Ainsi, les quêtes sur la voie publique menées au plan national se trouvent soumises au même régime que les manifestations sur la voie publique, à la différence que dans ce cas seul le préfet, représentant de l’Etat dans le département, est compétent pour recevoir la déclaration préalable, voire interdire la tenue de la quête en cas de menace réelle de trouble à l’ordre public.

Les associations sont autorisées à tenir une quête sur la voie publique ne doivent pas solliciter le public en dehors des jours autorisés par le calendrier national ou mentionnés dans la déclaration préalable. Cependant, le préfet dispose de la possibilité d’autoriser le début des quêtes la veille du jour fixé à cet effet au calendrier national lorsque ce jour est un dimanche.

B- Les quêtes au niveau local

Les quêtes sur la voie publique autorisées au plan local sont soumises à un régime plus contraignant. En effet, il s’agit d’un régime d’autorisation préalable.

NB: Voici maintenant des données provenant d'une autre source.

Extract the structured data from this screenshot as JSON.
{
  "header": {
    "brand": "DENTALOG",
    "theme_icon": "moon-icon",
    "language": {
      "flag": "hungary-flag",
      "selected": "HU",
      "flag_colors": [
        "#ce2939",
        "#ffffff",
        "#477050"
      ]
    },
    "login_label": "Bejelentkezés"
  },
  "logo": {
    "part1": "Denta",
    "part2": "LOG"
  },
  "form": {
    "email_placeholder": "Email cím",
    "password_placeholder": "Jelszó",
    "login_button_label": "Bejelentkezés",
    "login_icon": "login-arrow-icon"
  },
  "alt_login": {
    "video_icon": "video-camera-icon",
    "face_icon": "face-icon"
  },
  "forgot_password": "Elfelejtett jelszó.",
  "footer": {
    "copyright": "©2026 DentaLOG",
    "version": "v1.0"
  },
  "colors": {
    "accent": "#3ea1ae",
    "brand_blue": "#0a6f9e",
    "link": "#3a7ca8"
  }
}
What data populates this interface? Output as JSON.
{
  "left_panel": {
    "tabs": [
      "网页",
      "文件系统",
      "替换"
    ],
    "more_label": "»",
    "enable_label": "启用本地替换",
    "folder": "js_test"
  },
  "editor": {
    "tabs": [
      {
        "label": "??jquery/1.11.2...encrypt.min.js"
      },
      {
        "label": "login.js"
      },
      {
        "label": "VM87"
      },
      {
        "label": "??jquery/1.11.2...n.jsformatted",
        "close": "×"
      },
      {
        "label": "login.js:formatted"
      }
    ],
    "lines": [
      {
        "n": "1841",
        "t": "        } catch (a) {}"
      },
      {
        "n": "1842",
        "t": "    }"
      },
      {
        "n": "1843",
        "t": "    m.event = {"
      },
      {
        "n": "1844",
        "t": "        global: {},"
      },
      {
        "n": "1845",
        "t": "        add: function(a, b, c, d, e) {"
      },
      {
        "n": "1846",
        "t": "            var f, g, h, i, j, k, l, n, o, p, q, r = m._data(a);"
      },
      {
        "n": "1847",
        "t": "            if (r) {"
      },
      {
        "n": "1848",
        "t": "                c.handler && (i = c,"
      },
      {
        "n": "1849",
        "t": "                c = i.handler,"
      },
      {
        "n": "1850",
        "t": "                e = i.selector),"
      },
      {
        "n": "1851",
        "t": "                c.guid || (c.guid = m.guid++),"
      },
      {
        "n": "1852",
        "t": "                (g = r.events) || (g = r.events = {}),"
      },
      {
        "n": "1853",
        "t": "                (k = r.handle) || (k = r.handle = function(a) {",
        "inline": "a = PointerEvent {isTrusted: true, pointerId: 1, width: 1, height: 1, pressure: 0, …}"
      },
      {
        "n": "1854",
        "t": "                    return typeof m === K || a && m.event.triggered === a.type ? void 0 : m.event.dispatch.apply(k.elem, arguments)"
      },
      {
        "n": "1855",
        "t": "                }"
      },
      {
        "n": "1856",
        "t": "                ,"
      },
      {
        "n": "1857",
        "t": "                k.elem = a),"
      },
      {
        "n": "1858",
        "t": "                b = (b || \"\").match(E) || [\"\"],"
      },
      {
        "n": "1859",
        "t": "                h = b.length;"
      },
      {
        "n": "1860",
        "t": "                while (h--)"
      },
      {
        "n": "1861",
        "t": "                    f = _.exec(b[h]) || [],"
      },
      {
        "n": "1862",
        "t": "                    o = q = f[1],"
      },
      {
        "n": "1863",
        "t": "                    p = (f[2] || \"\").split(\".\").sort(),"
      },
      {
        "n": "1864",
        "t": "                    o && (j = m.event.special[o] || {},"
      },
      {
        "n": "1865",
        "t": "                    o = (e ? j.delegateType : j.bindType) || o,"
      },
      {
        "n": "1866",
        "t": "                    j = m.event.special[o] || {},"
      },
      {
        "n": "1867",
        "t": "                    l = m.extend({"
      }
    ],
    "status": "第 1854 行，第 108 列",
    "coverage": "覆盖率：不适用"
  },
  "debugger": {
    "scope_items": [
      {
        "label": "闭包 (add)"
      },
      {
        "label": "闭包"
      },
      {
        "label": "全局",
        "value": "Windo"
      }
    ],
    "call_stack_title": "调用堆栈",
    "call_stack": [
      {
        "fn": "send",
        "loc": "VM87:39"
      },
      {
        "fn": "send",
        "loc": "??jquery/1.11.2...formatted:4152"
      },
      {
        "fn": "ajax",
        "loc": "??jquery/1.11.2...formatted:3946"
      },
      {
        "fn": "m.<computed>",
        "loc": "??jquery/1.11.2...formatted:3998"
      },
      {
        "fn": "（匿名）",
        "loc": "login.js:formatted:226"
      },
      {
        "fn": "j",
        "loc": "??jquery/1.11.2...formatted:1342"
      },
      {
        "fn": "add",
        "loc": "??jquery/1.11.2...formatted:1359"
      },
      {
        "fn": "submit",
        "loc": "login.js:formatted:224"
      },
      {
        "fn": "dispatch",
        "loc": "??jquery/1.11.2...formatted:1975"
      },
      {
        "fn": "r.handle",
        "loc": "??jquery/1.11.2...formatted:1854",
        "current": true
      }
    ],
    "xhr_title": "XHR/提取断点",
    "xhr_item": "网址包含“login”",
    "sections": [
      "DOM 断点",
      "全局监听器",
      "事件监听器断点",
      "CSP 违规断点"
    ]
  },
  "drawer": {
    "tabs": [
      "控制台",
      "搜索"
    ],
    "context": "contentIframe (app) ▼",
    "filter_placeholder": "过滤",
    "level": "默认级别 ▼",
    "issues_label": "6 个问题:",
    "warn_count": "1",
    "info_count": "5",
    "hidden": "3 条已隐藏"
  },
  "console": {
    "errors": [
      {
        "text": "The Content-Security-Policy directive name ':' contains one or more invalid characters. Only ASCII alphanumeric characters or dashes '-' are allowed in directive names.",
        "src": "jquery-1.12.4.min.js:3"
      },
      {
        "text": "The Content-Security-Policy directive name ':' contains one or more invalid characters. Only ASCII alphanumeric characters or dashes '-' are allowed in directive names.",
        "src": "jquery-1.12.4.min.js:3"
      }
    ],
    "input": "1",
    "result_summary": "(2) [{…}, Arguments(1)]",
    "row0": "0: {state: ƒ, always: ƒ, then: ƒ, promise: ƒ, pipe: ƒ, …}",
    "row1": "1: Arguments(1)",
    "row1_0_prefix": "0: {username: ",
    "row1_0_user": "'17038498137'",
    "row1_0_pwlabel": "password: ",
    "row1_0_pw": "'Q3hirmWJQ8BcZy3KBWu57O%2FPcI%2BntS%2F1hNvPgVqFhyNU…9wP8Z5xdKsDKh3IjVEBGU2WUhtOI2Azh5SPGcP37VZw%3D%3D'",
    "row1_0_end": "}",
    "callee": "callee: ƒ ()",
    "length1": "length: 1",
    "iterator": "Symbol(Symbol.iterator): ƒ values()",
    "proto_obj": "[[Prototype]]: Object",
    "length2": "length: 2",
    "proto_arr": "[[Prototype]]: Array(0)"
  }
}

Ces appels à la générosité publique peuvent être autorisés par le préfet, s’ils se déroulent sur tout le département, ou par le maire, lorsqu’ils ont lieu sur le territoire de la commune uniquement. Les maires peuvent, si les circonstances le justifient, interdire le déroulement sur la voie publique d’une quête bénéficiant d’une autorisation préfectorale, en application de la jurisprudence « Commune de Néris-les-Bains » du Conseil d’Etat93(*), qui permet à une autorité de police administrative de prendre une mesure plus rigoureuse que celle édictée par l’autorité supérieure.
PARAGRAPHE II : LA DISTRIBUTION D’IMPRIMES

La distribution d’imprimés sur la voie publique est une des modalités d’exercice de la liberté d’expression. Mais alors que le colportage semble avoir connu un essoufflement historique (A), la propagande électorale par prospectus et imprimés continue d’avoir une certaine vitalité (B).

A- Le colportage, une survivance

Le colportage, ou l’action de colporter, revient à transporter des marchandises, en l’occurrence des imprimés divers (tracts, prospectus, journaux gratuits ou non, livres…), en vue de les distribuer gratuitement ou de les vendre, sur la voie publique ou en allant de maison en maison. Une loi du 27 juillet 1849 décidé que cette activité était soumise à un régime d’autorisation préalable ; ce n’est qu’en 1881 que la loi relative à la liberté de la presse reconnaît définitivement la liberté de colportage, sans toutefois définir précisément cette activité94(*).

Dès les années 1930, le juge administratif accordait également aux maires et aux préfets le pouvoir d’interdire, sous certaines conditions, le colportage des tracts, pour éviter les troubles à l’ordre public : Conseil d’Etat, 30 novembre 1928, Pénicaud95(*) ; Conseil d’Etat, 29 novembre 1937, Société Edition Zed96(*). Cette possibilité d’interdiction était subordonnée, comme toutes les mesures de police administrative portant atteinte à l’exercice d’une liberté, à l’existence d’une menace précise de trouble à l’ordre public et de l’impossibilité de prendre une autre mesure.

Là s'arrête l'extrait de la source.